5. Conductive path of the vestibular (statokinetic) analyzer. The nuclei of the vestibular analyzer. Signs of damage to the conduction path of the vestibular analyzer.
6. Pathway of the olfactory analyzer. Pathway of smell.
7. Nuclei of the olfactory pathway. Signs of loss of smell.
8. The conductive path of the taste analyzer. Pathway of taste (gustatory sensitivity).
9. Nuclei of the pathway of taste (gustatory sensitivity). Signs of loss of taste.
The conduction path of the auditory analyzer provides the conduction of nerve impulses from special auditory hair cells of the spiral (Corti) organ to the cortical centers of the cerebral hemispheres.
First neurons this path is represented by pseudo-unipolar neurons, the bodies of which are located in the spiral node of the cochlea of the inner ear (spiral canal). Their peripheral processes (dendrites) end on the outer hairy sensory cells of the spiral organ.
Spiral organ, first described in 1851. Italian anatomist and histologist A Corti is represented by several rows of epithelial cells (supporting cells of the outer and inner pillar cells), among which are placed the inner and outer hair sensory cells that make up auditory analyzer receptors.
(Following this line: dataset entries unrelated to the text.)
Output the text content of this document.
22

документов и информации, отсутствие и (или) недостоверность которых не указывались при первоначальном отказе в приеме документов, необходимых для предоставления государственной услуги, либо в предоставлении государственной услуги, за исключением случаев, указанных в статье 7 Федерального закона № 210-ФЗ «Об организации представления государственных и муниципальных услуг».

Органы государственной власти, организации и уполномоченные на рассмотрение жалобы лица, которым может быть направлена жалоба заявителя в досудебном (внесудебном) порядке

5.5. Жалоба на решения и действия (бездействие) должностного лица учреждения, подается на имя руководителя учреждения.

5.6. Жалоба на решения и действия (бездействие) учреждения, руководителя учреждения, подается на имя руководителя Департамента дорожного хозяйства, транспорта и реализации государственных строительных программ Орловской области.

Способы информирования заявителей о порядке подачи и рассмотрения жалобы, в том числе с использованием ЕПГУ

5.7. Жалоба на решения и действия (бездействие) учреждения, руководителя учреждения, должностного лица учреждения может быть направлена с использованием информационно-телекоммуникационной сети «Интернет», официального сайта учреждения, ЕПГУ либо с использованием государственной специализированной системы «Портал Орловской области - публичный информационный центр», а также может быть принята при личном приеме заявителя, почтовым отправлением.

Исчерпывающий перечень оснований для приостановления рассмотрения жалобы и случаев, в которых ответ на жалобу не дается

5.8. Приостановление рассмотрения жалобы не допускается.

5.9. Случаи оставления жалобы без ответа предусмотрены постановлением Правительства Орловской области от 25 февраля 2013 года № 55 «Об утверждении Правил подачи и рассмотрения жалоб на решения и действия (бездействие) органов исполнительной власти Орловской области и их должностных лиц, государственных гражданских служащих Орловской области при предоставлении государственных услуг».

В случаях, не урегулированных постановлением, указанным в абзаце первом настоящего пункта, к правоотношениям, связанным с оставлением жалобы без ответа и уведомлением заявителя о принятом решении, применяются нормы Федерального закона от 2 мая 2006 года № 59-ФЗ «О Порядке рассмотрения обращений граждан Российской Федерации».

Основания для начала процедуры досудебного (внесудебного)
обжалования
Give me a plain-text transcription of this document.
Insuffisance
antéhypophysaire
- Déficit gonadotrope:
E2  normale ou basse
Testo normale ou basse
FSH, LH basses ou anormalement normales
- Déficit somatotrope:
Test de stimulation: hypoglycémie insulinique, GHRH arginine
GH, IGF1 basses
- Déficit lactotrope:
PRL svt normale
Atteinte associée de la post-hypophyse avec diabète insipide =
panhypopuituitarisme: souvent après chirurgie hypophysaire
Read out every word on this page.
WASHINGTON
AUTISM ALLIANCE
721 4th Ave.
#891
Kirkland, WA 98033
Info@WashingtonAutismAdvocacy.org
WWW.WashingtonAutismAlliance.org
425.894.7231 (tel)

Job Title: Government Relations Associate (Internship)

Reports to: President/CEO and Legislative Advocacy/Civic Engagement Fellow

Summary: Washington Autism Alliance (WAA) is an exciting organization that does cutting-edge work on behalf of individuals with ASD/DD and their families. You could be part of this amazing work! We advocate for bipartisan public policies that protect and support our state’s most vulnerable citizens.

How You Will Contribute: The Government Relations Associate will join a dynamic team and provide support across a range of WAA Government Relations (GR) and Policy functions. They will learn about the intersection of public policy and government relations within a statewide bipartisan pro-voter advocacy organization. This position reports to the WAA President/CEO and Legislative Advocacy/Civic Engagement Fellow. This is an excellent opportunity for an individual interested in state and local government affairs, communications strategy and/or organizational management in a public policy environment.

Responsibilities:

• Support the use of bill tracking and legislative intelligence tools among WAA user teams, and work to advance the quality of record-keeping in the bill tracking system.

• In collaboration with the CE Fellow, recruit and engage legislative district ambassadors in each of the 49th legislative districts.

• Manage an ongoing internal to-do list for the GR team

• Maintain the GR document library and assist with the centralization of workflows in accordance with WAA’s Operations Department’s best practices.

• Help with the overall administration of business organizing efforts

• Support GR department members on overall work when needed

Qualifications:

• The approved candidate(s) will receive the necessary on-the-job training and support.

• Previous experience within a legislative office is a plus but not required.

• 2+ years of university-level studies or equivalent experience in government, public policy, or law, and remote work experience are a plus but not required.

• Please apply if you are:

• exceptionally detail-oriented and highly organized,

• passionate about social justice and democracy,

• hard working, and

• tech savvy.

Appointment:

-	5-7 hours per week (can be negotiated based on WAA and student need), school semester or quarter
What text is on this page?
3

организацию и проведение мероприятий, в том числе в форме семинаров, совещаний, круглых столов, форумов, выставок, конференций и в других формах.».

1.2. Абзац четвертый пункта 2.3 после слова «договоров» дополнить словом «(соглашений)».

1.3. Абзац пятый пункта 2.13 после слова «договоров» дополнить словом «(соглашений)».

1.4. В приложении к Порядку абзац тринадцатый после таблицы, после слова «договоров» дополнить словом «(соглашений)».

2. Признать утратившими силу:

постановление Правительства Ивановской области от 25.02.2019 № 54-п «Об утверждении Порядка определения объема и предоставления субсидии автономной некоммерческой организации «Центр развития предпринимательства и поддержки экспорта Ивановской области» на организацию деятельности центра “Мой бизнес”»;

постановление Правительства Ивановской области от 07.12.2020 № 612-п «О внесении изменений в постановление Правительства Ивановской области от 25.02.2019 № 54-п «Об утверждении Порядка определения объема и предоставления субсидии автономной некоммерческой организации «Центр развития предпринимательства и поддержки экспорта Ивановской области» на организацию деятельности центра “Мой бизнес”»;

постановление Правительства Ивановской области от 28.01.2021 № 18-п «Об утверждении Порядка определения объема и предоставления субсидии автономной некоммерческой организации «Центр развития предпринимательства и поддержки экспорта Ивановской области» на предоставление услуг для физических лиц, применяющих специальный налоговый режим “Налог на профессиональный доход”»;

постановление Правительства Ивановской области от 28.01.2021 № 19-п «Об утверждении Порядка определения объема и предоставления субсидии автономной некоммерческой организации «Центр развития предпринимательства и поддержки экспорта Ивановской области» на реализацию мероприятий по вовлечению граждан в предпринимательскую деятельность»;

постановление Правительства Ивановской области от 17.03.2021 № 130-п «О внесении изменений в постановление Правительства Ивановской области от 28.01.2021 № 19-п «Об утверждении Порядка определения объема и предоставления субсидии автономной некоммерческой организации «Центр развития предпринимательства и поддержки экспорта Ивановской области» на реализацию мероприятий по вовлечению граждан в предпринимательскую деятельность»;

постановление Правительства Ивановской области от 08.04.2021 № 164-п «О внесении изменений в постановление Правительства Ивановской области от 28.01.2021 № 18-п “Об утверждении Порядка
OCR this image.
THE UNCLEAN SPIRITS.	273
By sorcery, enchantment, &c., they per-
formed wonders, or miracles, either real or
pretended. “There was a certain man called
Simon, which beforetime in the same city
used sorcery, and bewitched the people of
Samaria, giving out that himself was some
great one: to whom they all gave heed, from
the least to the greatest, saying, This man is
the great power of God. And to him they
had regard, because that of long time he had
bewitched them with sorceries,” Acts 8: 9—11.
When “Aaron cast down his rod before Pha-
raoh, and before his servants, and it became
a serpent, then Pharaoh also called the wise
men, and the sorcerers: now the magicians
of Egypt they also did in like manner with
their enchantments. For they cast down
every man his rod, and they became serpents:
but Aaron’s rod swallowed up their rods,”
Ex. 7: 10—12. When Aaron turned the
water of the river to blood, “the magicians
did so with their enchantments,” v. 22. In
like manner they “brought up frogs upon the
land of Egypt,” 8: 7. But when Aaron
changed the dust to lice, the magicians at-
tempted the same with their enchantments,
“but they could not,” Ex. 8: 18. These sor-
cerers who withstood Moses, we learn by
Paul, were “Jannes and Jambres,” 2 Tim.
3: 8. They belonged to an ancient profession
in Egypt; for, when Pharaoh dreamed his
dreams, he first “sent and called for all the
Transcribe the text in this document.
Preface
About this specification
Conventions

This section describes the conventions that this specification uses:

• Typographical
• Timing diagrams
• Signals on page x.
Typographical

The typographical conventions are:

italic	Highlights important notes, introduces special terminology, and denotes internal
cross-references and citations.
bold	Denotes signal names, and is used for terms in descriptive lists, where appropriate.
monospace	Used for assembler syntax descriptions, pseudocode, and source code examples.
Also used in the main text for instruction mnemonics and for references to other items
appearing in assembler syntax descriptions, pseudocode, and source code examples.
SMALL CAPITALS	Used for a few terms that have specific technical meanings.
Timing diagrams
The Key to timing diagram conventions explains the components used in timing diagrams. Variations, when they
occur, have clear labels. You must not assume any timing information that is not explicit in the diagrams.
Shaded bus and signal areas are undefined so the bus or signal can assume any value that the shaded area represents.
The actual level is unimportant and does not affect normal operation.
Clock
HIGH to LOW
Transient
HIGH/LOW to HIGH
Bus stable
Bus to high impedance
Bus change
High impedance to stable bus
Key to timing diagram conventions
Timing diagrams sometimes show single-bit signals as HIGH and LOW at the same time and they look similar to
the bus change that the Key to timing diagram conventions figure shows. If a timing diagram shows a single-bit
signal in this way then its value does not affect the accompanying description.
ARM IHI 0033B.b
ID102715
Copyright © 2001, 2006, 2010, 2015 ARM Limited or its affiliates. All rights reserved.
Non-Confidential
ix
*Court Alfonso (Corti Alfonso 1822-1876) Italian anatomist. Born in Camba-ren (Sardinia) Worked as a dissector for I. Girtle, later as a histologist in Würzburg, Utrecht and Turin. In 1951, he first described the structure of the spiral organ of the cochlea. He is also known for his work on the microscopic anatomy of the retina. comparative anatomy of the auditory apparatus.
Sensory cell bodies are fixed on the basilar plate. The basilar plate consists of 24,000 thin transversely arranged collagen fibers (strings) the length of which from the base of the cochlea to its top gradually increases from 100 microns to 500 microns with a diameter of 1-2 microns
According to recent data, collagen fibers form an elastic network located in a homogeneous ground substance, which resonates to sounds of different frequencies as a whole with strictly graduated vibrations. Oscillatory movements from the perilymph of the scala tympani are transmitted to the basilar plate, causing the maximum oscillation of those parts of it that are "tuned" to resonance at a given wave frequency. For low sounds, such areas are located at the top of the cochlea, and for high sounds, at its base.
The human ear perceives sound waves with an oscillation frequency of 161 Hz to 20,000 Hz. For human speech, the most optimal limits are from 1000 Hz to 4000 Hz.
When certain sections of the basilar plate vibrate, tension and compression of the hairs of sensory cells corresponding to this section of the basilar plate occurs.
Under the action of mechanical energy in hair sensory cells, which change their position by only the size of the diameter of an atom, certain cytochemical processes occur, as a result of which the energy of external stimulation is transformed into a nerve impulse. Conduction of nerve impulses from special auditory hair cells of the spiral (Corti) organ to the cortical centers of the cerebral hemispheres is carried out using the auditory pathway.
central processes (axons)) pseudo-unipolar cells of the spiral node of the cochlea leave the inner ear through the internal auditory meatus, gathering in a bundle, which is the cochlear root of the vestibulocochlear nerve. The cochlear nerve enters the substance of the brain stem in the region of the cerebellopontine angle, its fibers end on the cells of the anterior (ventral) and posterior (dorsal) cochlear nuclei, where bodies of II neurons are located.